Open the pod bay doors please Hal.

This was in today's Inquirer (and copied from the newspaper's web site): Yankees general partner Hal Steinbrenner admits that some tickets in the new $1.5 billion Yankee Stadium might be overpriced, given the recession. The Yankees set prices for the premium Legends Suites seats 13 months ago and sold them for $500 to $2,500 as part of season tickets. According to the team's Web site, some of those seats remain available for individual games, when the price goes up to $2,625.
"I think if anybody in any business had known where this economy was going to go, they would have done things differently," Steinbrenner said. "Look, there's no doubt small amounts of our tickets might be overpriced."
Might be? Let's analyze, shall we? We shall.
Steinbrenner apparently figures that if "the economy" was better, the tickets would be reasonably priced. Besides the fact that we now have another generation of dopey Steinbrenners to deal with, how would he think that $2,500 is a fair price to attend a baseball game under any economic conditions?
That's the same sort of thinking that led people to buy bicycles and conserve gasoline when it was 4 dollars a gallon but now that it's closer to 2 dollars, allows them to resume their wasteful habits. Something is either wasteful and extravagant or it isn't. Economics have nothing to do with it.

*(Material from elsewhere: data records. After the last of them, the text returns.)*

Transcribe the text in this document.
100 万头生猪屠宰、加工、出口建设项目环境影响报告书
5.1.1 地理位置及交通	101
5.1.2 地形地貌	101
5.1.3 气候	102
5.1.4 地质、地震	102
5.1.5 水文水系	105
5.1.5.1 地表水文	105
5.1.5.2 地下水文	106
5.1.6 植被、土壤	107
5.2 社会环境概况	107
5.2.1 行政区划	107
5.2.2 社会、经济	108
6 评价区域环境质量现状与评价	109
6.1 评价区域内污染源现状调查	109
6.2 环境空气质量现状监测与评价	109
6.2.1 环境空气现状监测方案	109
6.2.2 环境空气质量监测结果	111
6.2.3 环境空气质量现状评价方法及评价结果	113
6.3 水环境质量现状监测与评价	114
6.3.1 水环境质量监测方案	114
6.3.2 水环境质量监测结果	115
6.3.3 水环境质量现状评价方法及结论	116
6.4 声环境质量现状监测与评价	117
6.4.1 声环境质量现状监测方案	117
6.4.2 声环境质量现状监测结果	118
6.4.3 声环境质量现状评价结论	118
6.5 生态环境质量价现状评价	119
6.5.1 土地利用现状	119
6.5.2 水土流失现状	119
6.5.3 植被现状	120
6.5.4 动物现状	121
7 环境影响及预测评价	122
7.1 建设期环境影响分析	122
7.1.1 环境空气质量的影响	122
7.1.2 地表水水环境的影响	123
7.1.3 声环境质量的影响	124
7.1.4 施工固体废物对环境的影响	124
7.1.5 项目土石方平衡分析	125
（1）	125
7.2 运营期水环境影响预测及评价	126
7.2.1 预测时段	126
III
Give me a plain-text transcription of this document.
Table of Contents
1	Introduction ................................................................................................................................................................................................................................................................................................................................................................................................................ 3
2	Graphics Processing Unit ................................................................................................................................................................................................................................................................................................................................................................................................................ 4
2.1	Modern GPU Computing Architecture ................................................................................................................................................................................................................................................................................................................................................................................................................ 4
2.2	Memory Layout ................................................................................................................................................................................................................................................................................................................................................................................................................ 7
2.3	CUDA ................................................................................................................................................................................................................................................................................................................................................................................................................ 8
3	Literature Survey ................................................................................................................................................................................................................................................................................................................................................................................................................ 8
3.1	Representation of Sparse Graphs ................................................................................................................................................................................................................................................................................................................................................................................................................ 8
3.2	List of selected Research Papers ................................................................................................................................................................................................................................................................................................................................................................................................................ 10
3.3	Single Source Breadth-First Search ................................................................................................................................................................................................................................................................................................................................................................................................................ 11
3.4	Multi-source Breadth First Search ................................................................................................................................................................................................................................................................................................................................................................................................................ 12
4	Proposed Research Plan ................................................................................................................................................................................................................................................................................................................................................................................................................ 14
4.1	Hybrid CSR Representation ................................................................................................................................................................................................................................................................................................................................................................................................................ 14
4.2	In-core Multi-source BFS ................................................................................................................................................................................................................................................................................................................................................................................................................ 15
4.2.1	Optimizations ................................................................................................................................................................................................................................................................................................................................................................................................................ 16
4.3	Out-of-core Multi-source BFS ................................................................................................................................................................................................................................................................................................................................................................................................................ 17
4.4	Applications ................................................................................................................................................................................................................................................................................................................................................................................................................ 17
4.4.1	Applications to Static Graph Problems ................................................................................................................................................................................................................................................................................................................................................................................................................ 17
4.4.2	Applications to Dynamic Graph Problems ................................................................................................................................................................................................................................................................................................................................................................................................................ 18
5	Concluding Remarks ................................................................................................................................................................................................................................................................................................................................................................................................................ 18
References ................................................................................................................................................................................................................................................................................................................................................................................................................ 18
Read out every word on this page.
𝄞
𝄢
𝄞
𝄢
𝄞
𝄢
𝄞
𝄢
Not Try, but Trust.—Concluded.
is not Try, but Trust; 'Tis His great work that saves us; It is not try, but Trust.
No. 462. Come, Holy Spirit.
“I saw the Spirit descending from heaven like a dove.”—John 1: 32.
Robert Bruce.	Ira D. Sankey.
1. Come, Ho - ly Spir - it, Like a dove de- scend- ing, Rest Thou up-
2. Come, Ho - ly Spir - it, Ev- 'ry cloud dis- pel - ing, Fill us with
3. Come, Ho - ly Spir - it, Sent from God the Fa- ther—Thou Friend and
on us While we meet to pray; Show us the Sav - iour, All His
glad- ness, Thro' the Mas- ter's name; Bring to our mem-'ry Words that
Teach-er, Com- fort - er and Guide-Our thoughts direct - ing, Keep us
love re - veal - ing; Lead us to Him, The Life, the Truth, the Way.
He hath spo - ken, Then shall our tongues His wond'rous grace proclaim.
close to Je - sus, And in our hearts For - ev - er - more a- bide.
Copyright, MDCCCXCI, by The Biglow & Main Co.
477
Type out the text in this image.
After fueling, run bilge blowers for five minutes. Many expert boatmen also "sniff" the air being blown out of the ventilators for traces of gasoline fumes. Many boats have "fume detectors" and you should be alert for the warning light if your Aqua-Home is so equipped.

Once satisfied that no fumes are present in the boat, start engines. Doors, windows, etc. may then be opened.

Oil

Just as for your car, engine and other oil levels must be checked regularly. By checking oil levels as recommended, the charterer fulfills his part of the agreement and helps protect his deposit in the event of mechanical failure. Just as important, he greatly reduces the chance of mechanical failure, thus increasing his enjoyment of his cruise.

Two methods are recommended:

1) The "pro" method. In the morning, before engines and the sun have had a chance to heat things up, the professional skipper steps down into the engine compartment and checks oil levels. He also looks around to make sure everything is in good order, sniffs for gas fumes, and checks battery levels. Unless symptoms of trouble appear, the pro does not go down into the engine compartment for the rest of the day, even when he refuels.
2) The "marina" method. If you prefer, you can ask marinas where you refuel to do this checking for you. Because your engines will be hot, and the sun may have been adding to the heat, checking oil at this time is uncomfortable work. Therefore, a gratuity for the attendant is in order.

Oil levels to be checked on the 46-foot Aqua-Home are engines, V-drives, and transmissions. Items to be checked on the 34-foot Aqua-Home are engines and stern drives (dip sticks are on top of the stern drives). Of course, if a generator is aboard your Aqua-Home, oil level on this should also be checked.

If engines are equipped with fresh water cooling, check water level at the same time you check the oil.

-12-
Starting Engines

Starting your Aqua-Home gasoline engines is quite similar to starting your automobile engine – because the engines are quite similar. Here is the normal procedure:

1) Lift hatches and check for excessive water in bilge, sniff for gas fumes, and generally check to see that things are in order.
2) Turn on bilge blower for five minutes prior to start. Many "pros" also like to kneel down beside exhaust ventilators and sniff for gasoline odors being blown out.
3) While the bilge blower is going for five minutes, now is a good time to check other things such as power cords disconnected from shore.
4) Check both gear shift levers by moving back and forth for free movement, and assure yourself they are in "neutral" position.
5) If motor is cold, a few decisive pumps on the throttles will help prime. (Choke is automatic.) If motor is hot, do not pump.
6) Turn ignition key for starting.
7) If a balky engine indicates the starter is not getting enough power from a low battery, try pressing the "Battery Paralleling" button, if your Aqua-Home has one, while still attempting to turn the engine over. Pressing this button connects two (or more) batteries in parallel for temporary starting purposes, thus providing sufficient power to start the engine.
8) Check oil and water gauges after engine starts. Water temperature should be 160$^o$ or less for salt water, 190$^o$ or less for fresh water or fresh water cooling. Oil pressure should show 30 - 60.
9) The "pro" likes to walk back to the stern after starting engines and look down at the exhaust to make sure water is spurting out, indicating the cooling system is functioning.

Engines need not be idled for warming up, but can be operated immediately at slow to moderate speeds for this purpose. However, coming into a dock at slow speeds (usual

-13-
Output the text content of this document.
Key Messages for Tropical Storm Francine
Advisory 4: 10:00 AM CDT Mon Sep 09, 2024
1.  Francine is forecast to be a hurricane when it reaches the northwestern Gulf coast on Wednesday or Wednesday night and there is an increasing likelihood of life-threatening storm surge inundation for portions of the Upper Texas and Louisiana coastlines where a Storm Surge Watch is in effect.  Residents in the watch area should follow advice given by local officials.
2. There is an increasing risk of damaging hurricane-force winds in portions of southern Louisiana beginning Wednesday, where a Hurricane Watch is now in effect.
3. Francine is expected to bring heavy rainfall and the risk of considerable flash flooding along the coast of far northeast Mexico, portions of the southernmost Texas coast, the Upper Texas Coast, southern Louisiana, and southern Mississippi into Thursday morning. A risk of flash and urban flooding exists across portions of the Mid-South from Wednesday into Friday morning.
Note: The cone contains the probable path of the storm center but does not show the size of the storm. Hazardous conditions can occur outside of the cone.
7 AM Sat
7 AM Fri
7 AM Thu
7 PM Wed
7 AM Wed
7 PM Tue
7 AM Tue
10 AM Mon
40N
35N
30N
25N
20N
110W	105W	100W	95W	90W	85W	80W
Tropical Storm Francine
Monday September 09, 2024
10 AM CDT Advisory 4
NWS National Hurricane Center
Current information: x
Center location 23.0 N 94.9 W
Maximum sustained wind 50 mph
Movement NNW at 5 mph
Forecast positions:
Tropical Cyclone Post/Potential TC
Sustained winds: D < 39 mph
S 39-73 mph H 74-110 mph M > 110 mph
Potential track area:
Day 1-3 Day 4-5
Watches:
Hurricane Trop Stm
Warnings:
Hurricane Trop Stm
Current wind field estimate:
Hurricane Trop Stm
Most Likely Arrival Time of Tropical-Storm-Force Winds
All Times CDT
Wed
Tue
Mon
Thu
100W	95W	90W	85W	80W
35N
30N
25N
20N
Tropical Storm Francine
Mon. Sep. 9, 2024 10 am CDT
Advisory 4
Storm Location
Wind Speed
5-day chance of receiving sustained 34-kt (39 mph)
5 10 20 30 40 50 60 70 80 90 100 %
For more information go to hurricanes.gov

Apparently, in The Land of the Steinbrenners, (not visible on a map) they were taking advantage of what they would refer to as "the good times" and fleece baseball fans for a few weeks pay for a single game ticket. That said, I'm not sure anyone who could afford $2,500 for a ticket to a baseball game is suffering in any economy, so maybe the price is just ridiculous regardless of the foreclosure or unemployment rate. Did you think of that, Hal?
No, you didn't because in your world (map available from Hal) we should be grateful that the Yankees play baseball and we should feel privileged to attend a game in your castle - er - ballpark.
Did you ever stop to consider that spending $2,500 for a baseball ticket is one of the reasons we're in this mess to begin with?
Too busy counting dad's money, I'm guessing. That's going to be easier than counting ticket stubs.